In addition to the sessions mentioned by Brad Holmes and Brian Lambert in their blog entries, we dedicated an entire track to sessions that discussed how the decisions made by portfolio teams relate to the efficiency (or not) of sales teams.

Participants in the portfolio track all consider themselves to be sales enablement professionals, but have job titles that include product management, sales operations, competitive intelligence, and marketing communications.

Despite this wide range of responsibilities, each person shares a common goal of improving their areas of responsibility in ways that improve sales efficiency.

Attendees who look at sales enablement through a portoflio lens expressed the following thoughts about the Forum:

  • We feel empowered by seeing and hearing so many sales enablement professional come together.
  • We need to make our company executives aware of the industry changes in sales enablement.
  • We have entrenched behaviors that we need to overcome (i.e. muscle memory).
  • We face a complex amount of change and need a way to communicate it clearly.
  • We need to understand how e can overcome organizational silos that increase complexity.

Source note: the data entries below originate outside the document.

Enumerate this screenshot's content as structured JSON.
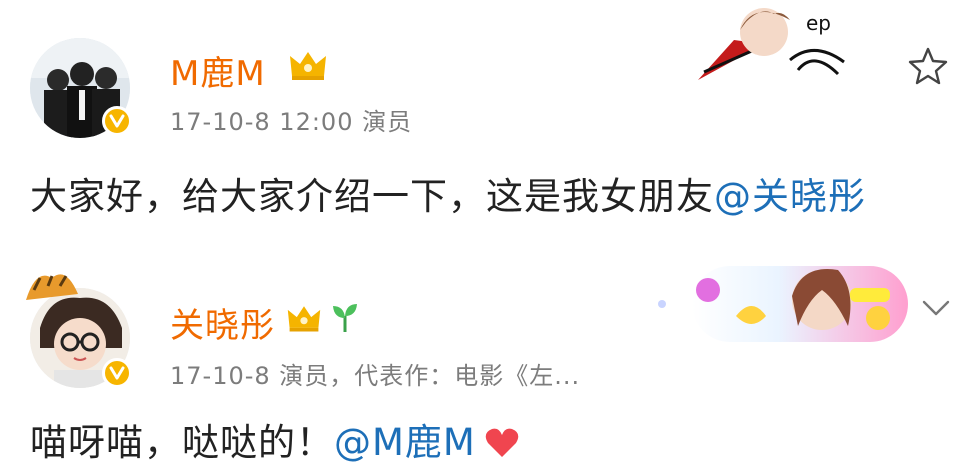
{
  "post1": {
    "user_name": "M鹿M",
    "meta": "17-10-8 12:00  演员",
    "content_text": "大家好，给大家介绍一下，这是我女朋友",
    "mention": "@关晓彤"
  },
  "post2": {
    "user_name": "关晓彤",
    "meta": "17-10-8  演员，代表作：电影《左...",
    "content_text": "喵呀喵，哒哒的！",
    "mention": "@M鹿M"
  },
  "icons": {
    "favorite": "star-icon",
    "verified": "verified-v-icon",
    "crown": "crown-icon",
    "sprout": "sprout-icon",
    "menu": "chevron-down-icon",
    "heart": "heart-icon"
  },
  "colors": {
    "name": "#f06a00",
    "meta": "#7c7c7c",
    "mention": "#1d6fb8",
    "verified": "#f7b500",
    "heart": "#f0454f"
  }
}
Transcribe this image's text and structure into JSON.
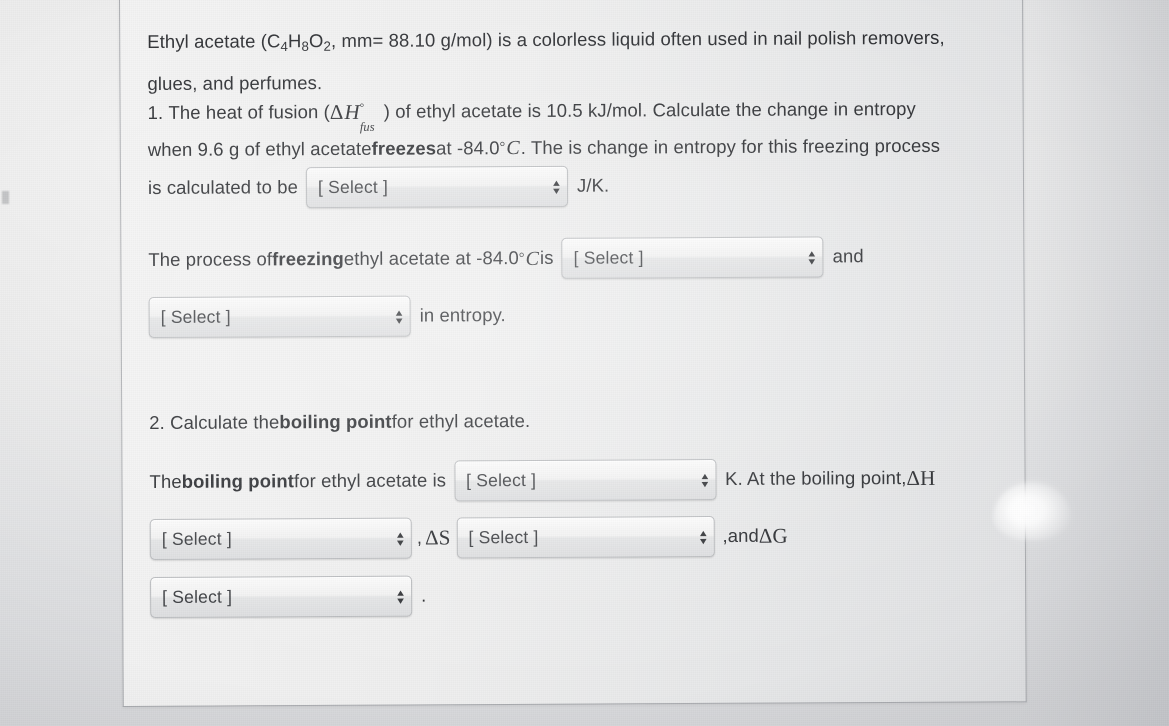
{
  "document": {
    "intro": {
      "line1_a": "Ethyl acetate (C",
      "line1_sub1": "4",
      "line1_b": "H",
      "line1_sub2": "8",
      "line1_c": "O",
      "line1_sub3": "2",
      "line1_d": ", mm= 88.10 g/mol) is a colorless liquid often used in nail polish removers,",
      "line2": "glues, and perfumes."
    },
    "question1": {
      "number": "1.",
      "text_a": "The heat of fusion (",
      "symbol_delta_h": "ΔH",
      "symbol_degree": "°",
      "symbol_fus": "fus",
      "text_b": ") of ethyl acetate is 10.5 kJ/mol.  Calculate the change in entropy",
      "line2_a": "when 9.6 g of ethyl acetate ",
      "line2_bold": "freezes",
      "line2_b": " at -84.0 ",
      "line2_degree": "°",
      "line2_c_italic": "C",
      "line2_d": ". The is change in entropy for this freezing process",
      "line3_a": "is calculated to be",
      "line3_unit": "J/K.",
      "select_entropy_value": "[ Select ]"
    },
    "statement": {
      "part_a": "The process of ",
      "bold_freezing": "freezing",
      "part_b": " ethyl acetate at -84.0 ",
      "degree": "°",
      "italic_c": "C",
      "part_c": " is",
      "select_spontaneity": "[ Select ]",
      "and": "and",
      "select_entropy_direction": "[ Select ]",
      "part_d": "in entropy."
    },
    "question2": {
      "number": "2.",
      "text": "Calculate the ",
      "bold": "boiling point",
      "text_b": " for ethyl acetate.",
      "line1_a": "The ",
      "line1_bold": "boiling point",
      "line1_b": " for ethyl acetate is",
      "select_boiling_point": "[ Select ]",
      "line1_c": "K. At the boiling point, ",
      "symbol_delta_h": "ΔH",
      "select_dh_sign": "[ Select ]",
      "comma": ",",
      "symbol_delta_s": "ΔS",
      "select_ds_sign": "[ Select ]",
      "and_text": ",and ",
      "symbol_delta_g": "ΔG",
      "select_dg_sign": "[ Select ]",
      "period": "."
    }
  },
  "ui": {
    "select_arrow_up": "▲",
    "select_arrow_down": "▼"
  },
  "colors": {
    "page_background": "#d9dadc",
    "panel_background": "#efefef",
    "text": "#232529",
    "select_border": "#b7b9bc"
  }
}
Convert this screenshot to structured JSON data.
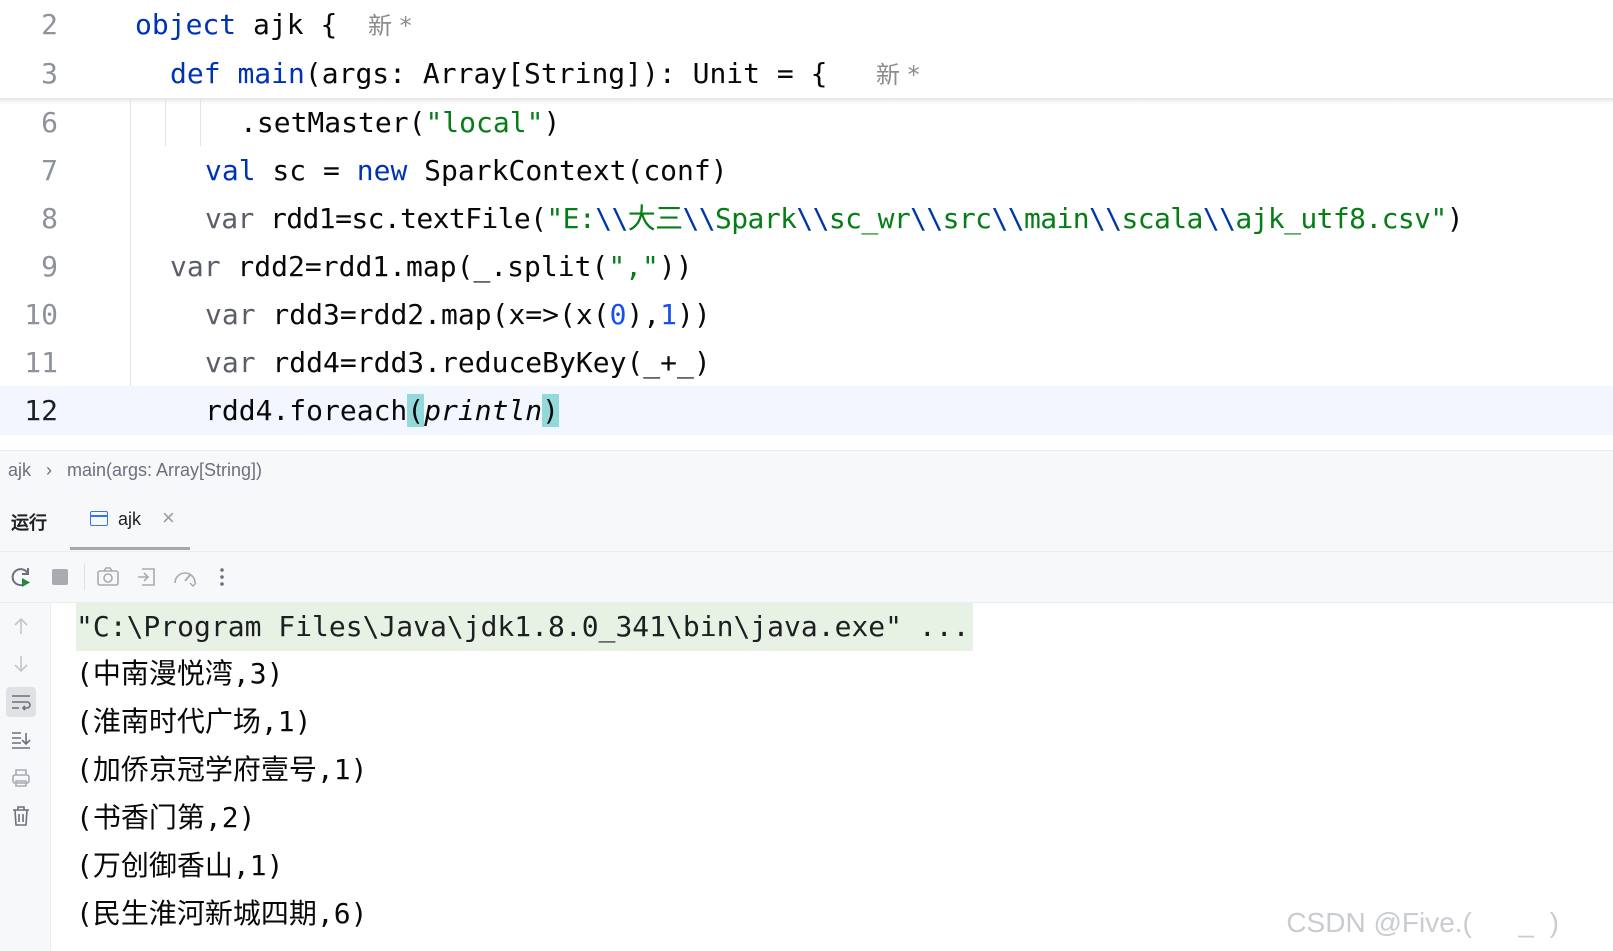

A key statement made during a portfolio sessions came from a product manager: "Before today, I never though about how my messages about product features confuse the sales reps when they are trying to sell higher."

A highlight of the Forum was a keynote about portfolio management by Hagen Rickmann and Tamara Schenk of T-Systems. Their story is remarkable because the sales reps at T-Systems were being blasted with products and messages from 35 different portfolio groups, essentially making it impossible for reps to understand the full array of products or sell them effectively.

The T-Systems journey consolidated their portfolio messages and shifted their metrics from market share to wallet share – both yielding tremendous improvements in sales efficiency. The transition was not simple, however, requiring an executive champion to back the project and encourage adoption by sales reps. And the T-Systems journey is not over – at the capstone session , Tamara Schenk added that her next steps are to:

 

  • Continue building a cross-functional agreement network within T-Systems (selling internally needs an agreement network just as selling to a customer does).
  • Work to define sales enablement metrics and a systematic way to measure them.
  • Measure and monitor the quality of sales content, working to improve the materials and provide them to sales in a more dynamic way.

The portfolio track also featured a panel of executive technology purchasers – Todd Mazza of Levi Strauss & Company  and Anu Gardiner of Kaiser Permanente. Both shared many experiences about their working relationships with vendors, including a general trend of having a smaller number of strategic providers that get more and more of their business. 

Two other sessions by Forrester analysts, including examples of portfolio management by companies in unifed communications and an introduction into external stakeholder impact as a dimension that customer will increasingly evaluate when purchasing your products.

At the conclusion of the forum, participants from the portfolio track indicated the following as their priorities to tackle after returning to the office:

  • Begin with the customer as the design point – as a solution for reconciling the cross-functional silos – to drive portfolio strategy.
  • Start creating a vew of customer problems, including causes of those problems, and defining a standard view of their problem solving process.
  • Include salespeople in creating and evangelizing new capabilities to the sales organization.
  • Figure out how to organize sales content and manage its complexity, including a push versus pull strategy when providing content to sales.
  • Review or messaging to determine if we are encouraging reps to solve customer problems.

What were your experiences from the Forum? Is your organization looking at the relationship between portfolio and sales? Is your sales force overwhelmed with products, offerings, and messages to the point that they cannot possible sell all of them to customers?